A RAZÃO FINAL PARA A EXISTÊNCIA DO SOFRIMENTO
O propósito último do universo é demonstrar a glória da graça de Deus. A mais alta, mais clara e mais absoluta demonstração desta glória está no sofrimento da melhor pessoa do universo em favor de milhões de pecadores indignos. Portanto, a razão última para a existência do sofrimento no universo é que Cristo possa revelar a grandeza da glória da graça de Deus sofrendo ele mesmo para sobrepujar nosso sofrimento e ocasionar o louvor da glória da graça de Deus.
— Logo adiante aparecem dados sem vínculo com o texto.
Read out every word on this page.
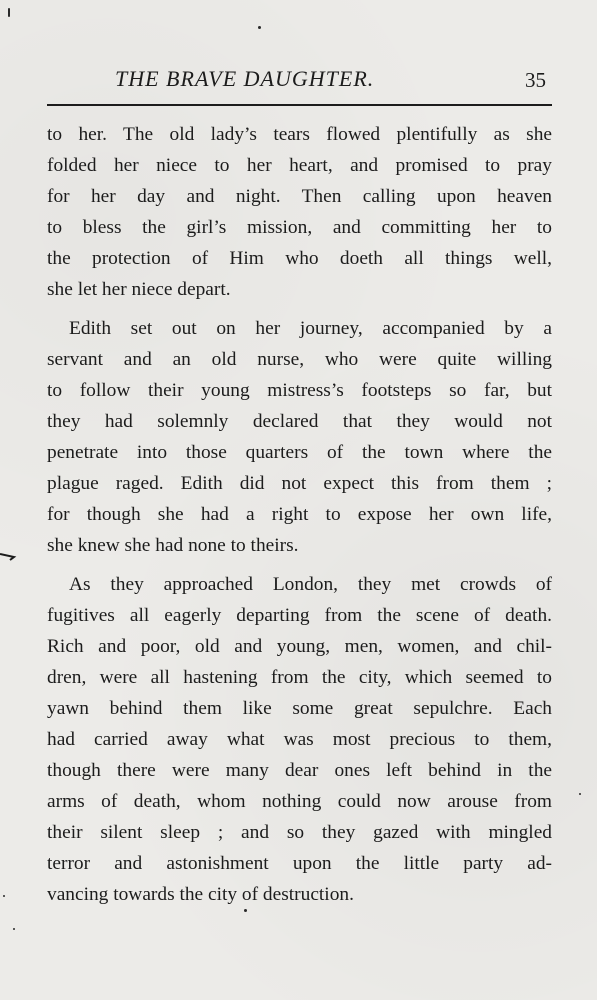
THE BRAVE DAUGHTER.	35
to her. The old lady’s tears flowed plentifully as she
folded her niece to her heart, and promised to pray
for her day and night. Then calling upon heaven
to bless the girl’s mission, and committing her to
the protection of Him who doeth all things well,
she let her niece depart.
Edith set out on her journey, accompanied by a
servant and an old nurse, who were quite willing
to follow their young mistress’s footsteps so far, but
they had solemnly declared that they would not
penetrate into those quarters of the town where the
plague raged. Edith did not expect this from them ;
for though she had a right to expose her own life,
she knew she had none to theirs.
As they approached London, they met crowds of
fugitives all eagerly departing from the scene of death.
Rich and poor, old and young, men, women, and chil-
dren, were all hastening from the city, which seemed to
yawn behind them like some great sepulchre. Each
had carried away what was most precious to them,
though there were many dear ones left behind in the
arms of death, whom nothing could now arouse from
their silent sleep ; and so they gazed with mingled
terror and astonishment upon the little party ad-
vancing towards the city of destruction.
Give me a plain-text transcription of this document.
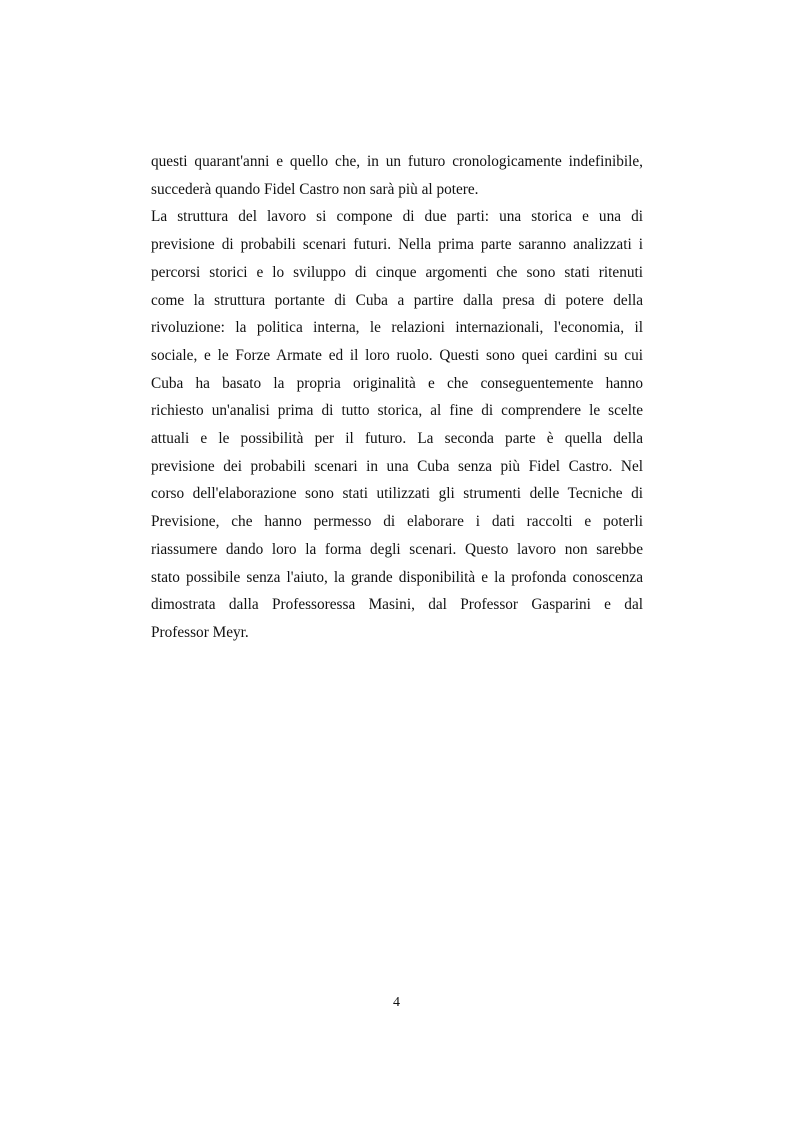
questi quarant'anni e quello che, in un futuro cronologicamente indefinibile,
succederà quando Fidel Castro non sarà più al potere.
La struttura del lavoro si compone di due parti: una storica e una di
previsione di probabili scenari futuri. Nella prima parte saranno analizzati i
percorsi storici e lo sviluppo di cinque argomenti che sono stati ritenuti
come la struttura portante di Cuba a partire dalla presa di potere della
rivoluzione: la politica interna, le relazioni internazionali, l'economia, il
sociale, e le Forze Armate ed il loro ruolo. Questi sono quei cardini su cui
Cuba ha basato la propria originalità e che conseguentemente hanno
richiesto un'analisi prima di tutto storica, al fine di comprendere le scelte
attuali e le possibilità per il futuro. La seconda parte è quella della
previsione dei probabili scenari in una Cuba senza più Fidel Castro. Nel
corso dell'elaborazione sono stati utilizzati gli strumenti delle Tecniche di
Previsione, che hanno permesso di elaborare i dati raccolti e poterli
riassumere dando loro la forma degli scenari. Questo lavoro non sarebbe
stato possibile senza l'aiuto, la grande disponibilità e la profonda conoscenza
dimostrata dalla Professoressa Masini, dal Professor Gasparini e dal
Professor Meyr.
4
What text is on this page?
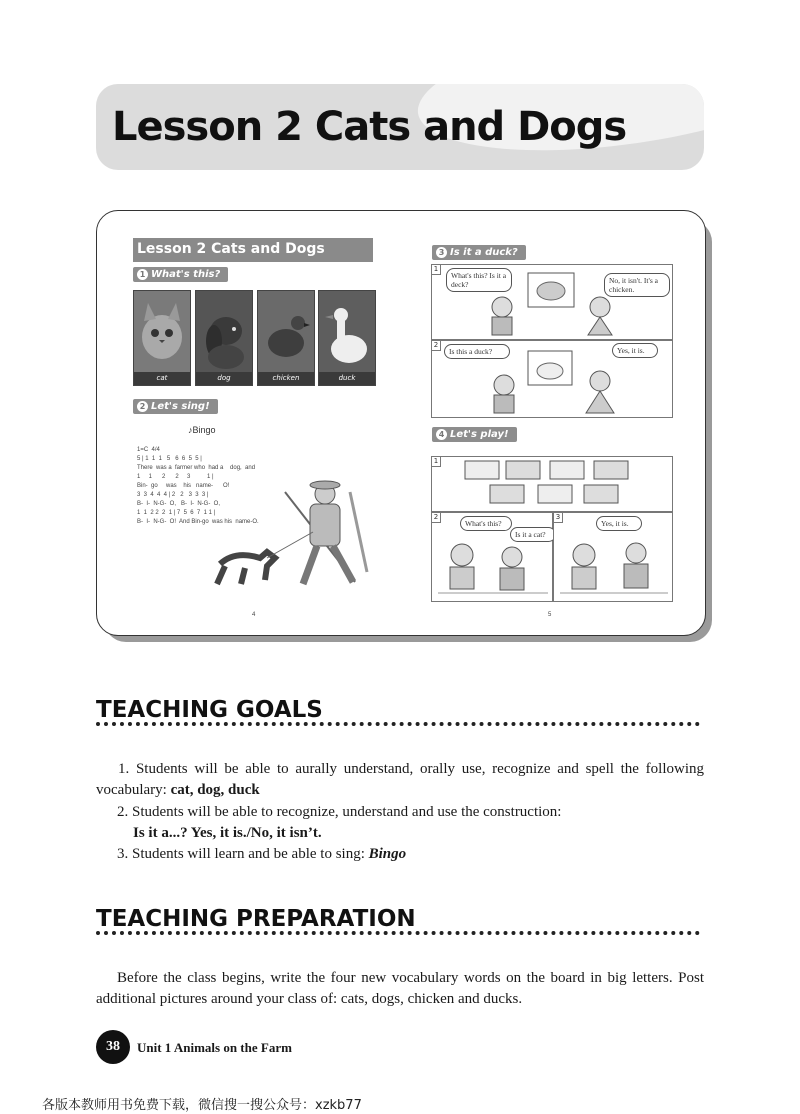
Lesson 2 Cats and Dogs
Lesson 2 Cats and Dogs
1 What's this?
cat	dog	chicken	duck
2 Let's sing!
♪Bingo
1=C  4/4
5 | 1  1  1   5   6  6  5  5 |
There  was a  farmer who  had a    dog,  and
1     1      2      2     3          1 |
Bin-  go     was    his   name-      O!
3  3  4  4  4 | 2   2   3  3  3 |
B-  I-  N-G-  O,   B-  I-  N-G-  O,
1  1  2 2  2  1 | 7  5  6  7  1 1 |
B-  I-  N-G-  O!  And Bin-go  was his  name-O.
4
3 Is it a duck?
1
What's this? Is it a deck?	No, it isn't. It's a chicken.
2
Is this a duck?	Yes, it is.
4 Let's play!
1
2
What's this?
Is it a cat?
3
Yes, it is.
5
TEACHING GOALS
1. Students will be able to aurally understand, orally use, recognize and spell the following vocabulary: cat, dog, duck
2. Students will be able to recognize, understand and use the construction:
Is it a...? Yes, it is./No, it isn’t.
3. Students will learn and be able to sing: Bingo
TEACHING PREPARATION
Before the class begins, write the four new vocabulary words on the board in big letters. Post additional pictures around your class of: cats, dogs, chicken and ducks.
38	Unit 1 Animals on the Farm
各版本教师用书免费下载，微信搜一搜公众号：xzkb77
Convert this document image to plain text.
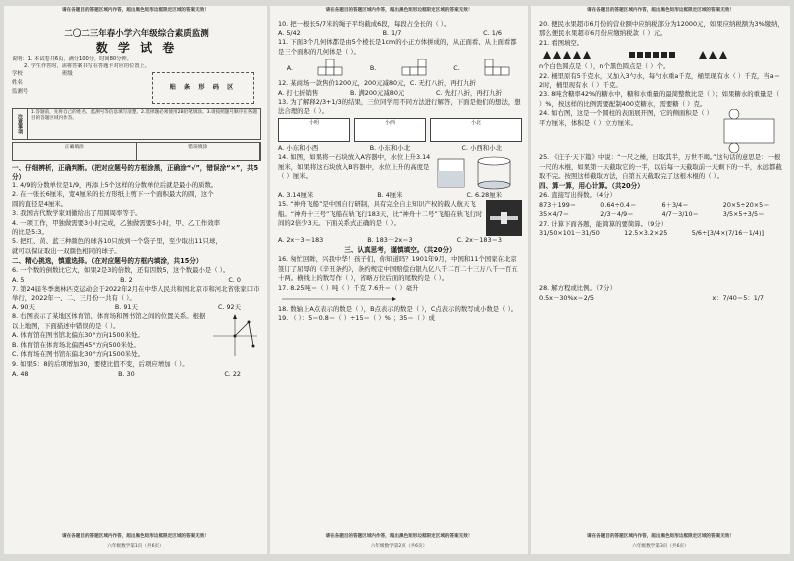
请在各题目的答题区域内作答，超出黑色矩形边框限定区域的答案无效！
二〇二三年春小学六年级综合素质监测
数 学 试 卷
说明：1. 本试卷共6页，满分100分，时间80分钟。
2. 学生作答时，需将答案书写在答题卡对应的位置上。
学校	班级
姓名
监测号
贴 条 形 码 区
注意事项
1.答题前，先将自己的姓名、监测号等信息填写清楚。2.选择题必须使用2B铅笔填涂。3.请按照题号顺序在各题目的答题区域内作答。
正确填涂	错误填涂
一、仔细辨析，正确判断。（把对应题号的方框涂黑，正确涂“√”，错误涂“×”，共5分）
1. 4/9的分数单位是1/9，再添上5个这样的分数单位后就是最小的质数。
2. 在一张长6厘米，宽4厘米的长方形纸上剪下一个面积最大的圆，这个
圆的直径是4厘米。
3. 我国古代数学家刘徽给出了用圆周率等于。
4. 一项工作，甲独做需要3小时完成，乙独做需要5小时，甲、乙工作效率
的比是5:3。
5. 把红、黄、蓝三种颜色的球各10只放到一个袋子里，至少取出11只球，
就可以保证取出一双颜色相同的球子。
二、精心挑选，慎重选择。（在对应题号的方框内填涂，共15分）
6. 一个数的倒数比它大，如果2是3的倍数，还有因数5，这个数最小是（ ）。
A. 5	B. 2	C. 0
7. 第24届冬季奥林匹克运动会于2022年2月在中华人民共和国北京市和河北省张家口市举行，2022年一、二、三月份一共有（ ）。
A. 90天	B. 91天	C. 92天
8. 右图表示了某地区体育馆、体育场和图书馆之间的位置关系。根据以上地图，下面描述中错误的是（ ）。
A. 体育馆在图书馆北偏东30°方向1500米处。
B. 体育馆在体育场北偏西45°方向500米处。
C. 体育场在图书馆东偏北30°方向1500米处。
9. 如果5：8的后项增加30，要使比值不变，后项应增加（ ）。
A. 48	B. 30	C. 22
请在各题目的答题区域内作答，超出黑色矩形边框限定区域的答案无效！
六年级数学第1页（共6页）
请在各题目的答题区域内作答，超出黑色矩形边框限定区域的答案无效！
10. 把一根长5/7米的绳子平均截成6段，每段占全长的（ ）。
A. 5/42	B. 1/7	C. 1/6
11. 下面3个几何体都是由5个棱长是1cm的小正方体拼成的，从正面看、从上面看都是三个面积的几何体是（ ）。
A.	B.	C.
12. 某商场一款售价1200元，200元减80元，C. 无打八折，再打九折
A. 打七折销售	B. 满200元减80元	C. 先打八折，再打九折
13. 为了解释2/3+1/3的结果，三位同学用不同方法进行解答，下面是他们的想法，想法合理的是（ ）。
小明	小西	小北
A. 小东和小西	B. 小东和小北	C. 小西和小北
14. 如图，如果将一石块放入A容器中，水位上升3.14厘米，如果将这石块放入B容器中，水位上升的高度是（ ）厘米。
A. 3.14厘米	B. 4厘米	C. 6.28厘米
15. “神舟飞船”是中国自行研制，具有完全自主知识产权的载人航天飞船。“神舟十三号”飞船在轨飞行183天，比“神舟十二号”飞船在轨飞行时间的2倍少3天。下面关系式正确的是（ ）。
A. 2x－3＝183	B. 183－2x＝3	C. 2x－183＝3
三、认真思考，谨慎填空。（共20分）
16. 匆忙回眸，兴我中华！孩子们，你知道吗？1901年9月，中国和11个国家在北京签订了屈辱的《辛丑条约》，条约规定中国赔偿白银九亿八千二百二十三万八千一百五十两。横线上的数写作（ ），省略万位后面的尾数约是（ ）。
17. 8.25吨＝（ ）吨（ ）千克 7.6升＝（ ）毫升
18. 数轴上A点表示的数是（ ），B点表示的数是（ ），C点表示的数写成小数是（ ）。
19. （ ）：5＝0.8＝（ ）÷15＝（ ）% ；35＝（ ）成
请在各题目的答题区域内作答，超出黑色矩形边框限定区域的答案无效！
六年级数学第2页（共6页）
请在各题目的答题区域内作答，超出黑色矩形边框限定区域的答案无效！
20. 便民水果超市6月份的营业额中应纳税部分为12000元，如果应纳税额为3%缴纳，那么便民水果超市6月份应缴纳税款（ ）元。
21. 看图填空。
n个白色圆点是（ ），n个黑色圆点是（ ）个。
22. 桶里原有5千克水，又加入3勺水，每勺水重a千克，桶里现有水（ ）千克，当a＝2时，桶里现有水（ ）千克。
23. 8吨含糖率42%的糖水中，糖和水重量的最简整数比是（ ）；如果糖水的重量是（ ）%，按这样的比例需要配制400克糖水，需要糖（ ）克。
24. 如右图，这是一个圆柱的表面展开图，它的侧面积是（ ）平方厘米，体积是（ ）立方厘米。
25. 《庄子·天下篇》中说：“一尺之棰，日取其半，万世不竭。”这句话的意思是：一根一尺的木棍，如果第一天截取它的一半，以后每一天截取前一天剩下的一半，永远都截取不完。按照这样截取方法，自第五天截取完了这根木棍的（ ）。
四、算一算，用心计算。（共20分）
26. 直接写出得数。（4分）
873＋199＝	0.64÷0.4＝	6＋3/4＝	20×5÷20×5＝
35×4/7＝	2/3－4/9＝	4/7－3/10＝	3/5×5÷3/5＝
27. 计算下面各题，能简算的要简算。（9分）
31/50×101－31/50	12.5×3.2×25	5/6÷[3/4×(7/16－1/4)]
28. 解方程或比例。（7分）
0.5x－30%x＝2/5	x：7/40＝5：1/7
请在各题目的答题区域内作答，超出黑色矩形边框限定区域的答案无效！
六年级数学第3页（共6页）
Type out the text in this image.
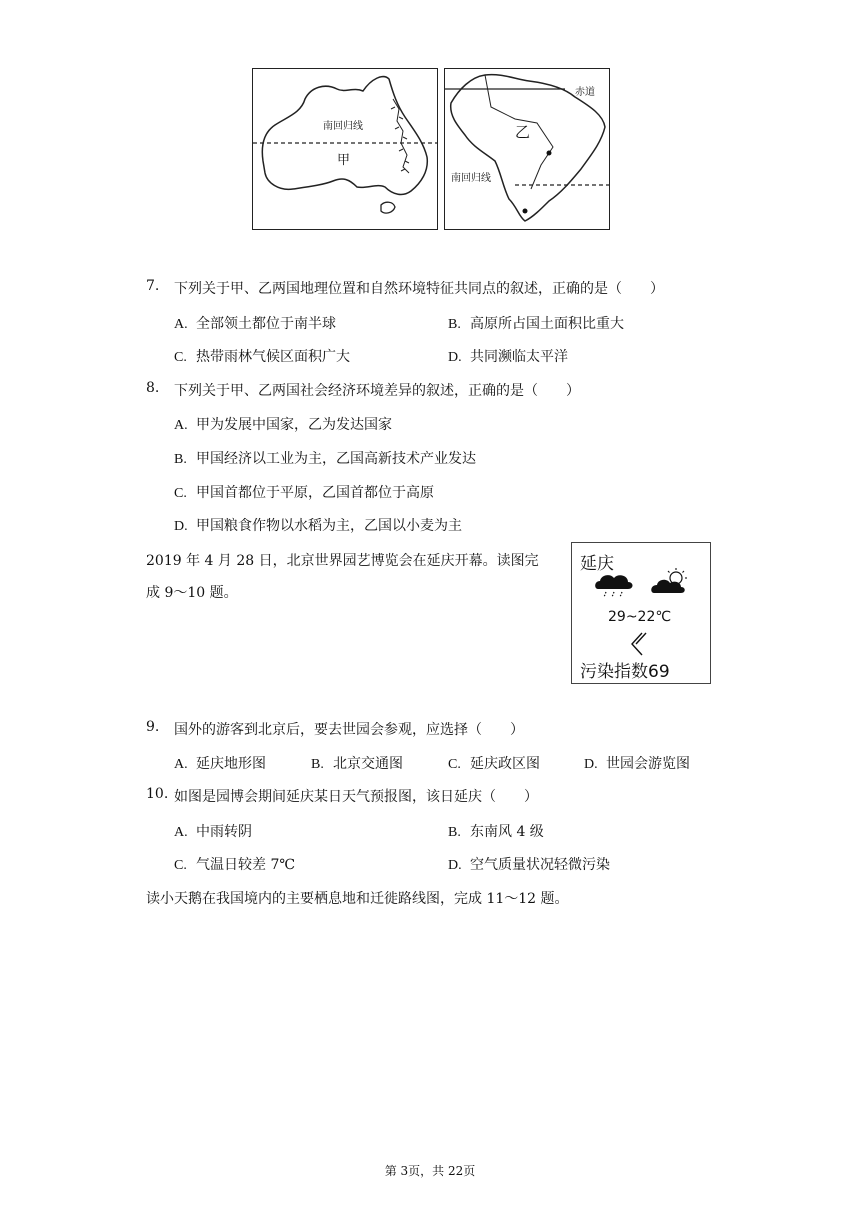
南回归线
甲
赤道
乙
南回归线
7. 下列关于甲、乙两国地理位置和自然环境特征共同点的叙述，正确的是（　　）
A. 全部领土都位于南半球	B. 高原所占国土面积比重大
C. 热带雨林气候区面积广大	D. 共同濒临太平洋
8. 下列关于甲、乙两国社会经济环境差异的叙述，正确的是（　　）
A. 甲为发展中国家，乙为发达国家
B. 甲国经济以工业为主，乙国高新技术产业发达
C. 甲国首都位于平原，乙国首都位于高原
D. 甲国粮食作物以水稻为主，乙国以小麦为主
2019 年 4 月 28 日，北京世界园艺博览会在延庆开幕。读图完
成 9～10 题。
延庆
29~22℃
污染指数69
9. 国外的游客到北京后，要去世园会参观，应选择（　　）
A. 延庆地形图	B. 北京交通图	C. 延庆政区图	D. 世园会游览图
10. 如图是园博会期间延庆某日天气预报图，该日延庆（　　）
A. 中雨转阴	B. 东南风 4 级
C. 气温日较差 7℃	D. 空气质量状况轻微污染
读小天鹅在我国境内的主要栖息地和迁徙路线图，完成 11～12 题。
第 3页，共 22页
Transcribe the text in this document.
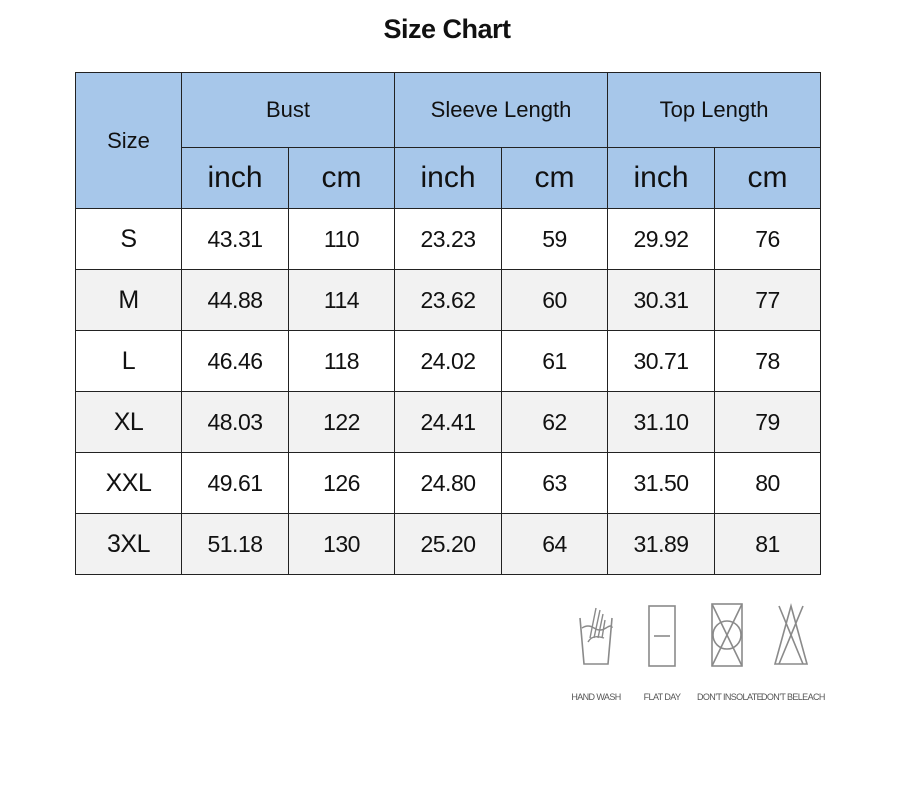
Size Chart
Size	Bust		Sleeve Length		Top Length	
	inch	cm	inch	cm	inch	cm
S	43.31	110	23.23	59	29.92	76
M	44.88	114	23.62	60	30.31	77
L	46.46	118	24.02	61	30.71	78
XL	48.03	122	24.41	62	31.10	79
XXL	49.61	126	24.80	63	31.50	80
3XL	51.18	130	25.20	64	31.89	81
HAND WASH	FLAT DAY	DON'T INSOLATE DON'T BELEACH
Cristão, lembre-se do que Carl Ellis, David Powlison, Mark Talbot, Steve Saint, Joni Eareckson Tada e Dustin Shramek dizem neste livro: todos eles, à sua própria maneira dizem que, quer sejamos perfeitos ou soframos com alguma deficiência, quer estejamos enfrentando perdas ou apreciando os amigos, sofrendo dor ou saboreando o prazer, todos nós que cremos em Cristo somos imensuravelmente ricos nele e temos muito por que viver. Não desperdice sua vida. Saboreie as riquezas que você tem em Cristo e gaste-se, qualquer que seja o custo, em espalhar essas riquezas por este nosso mundo desesperado.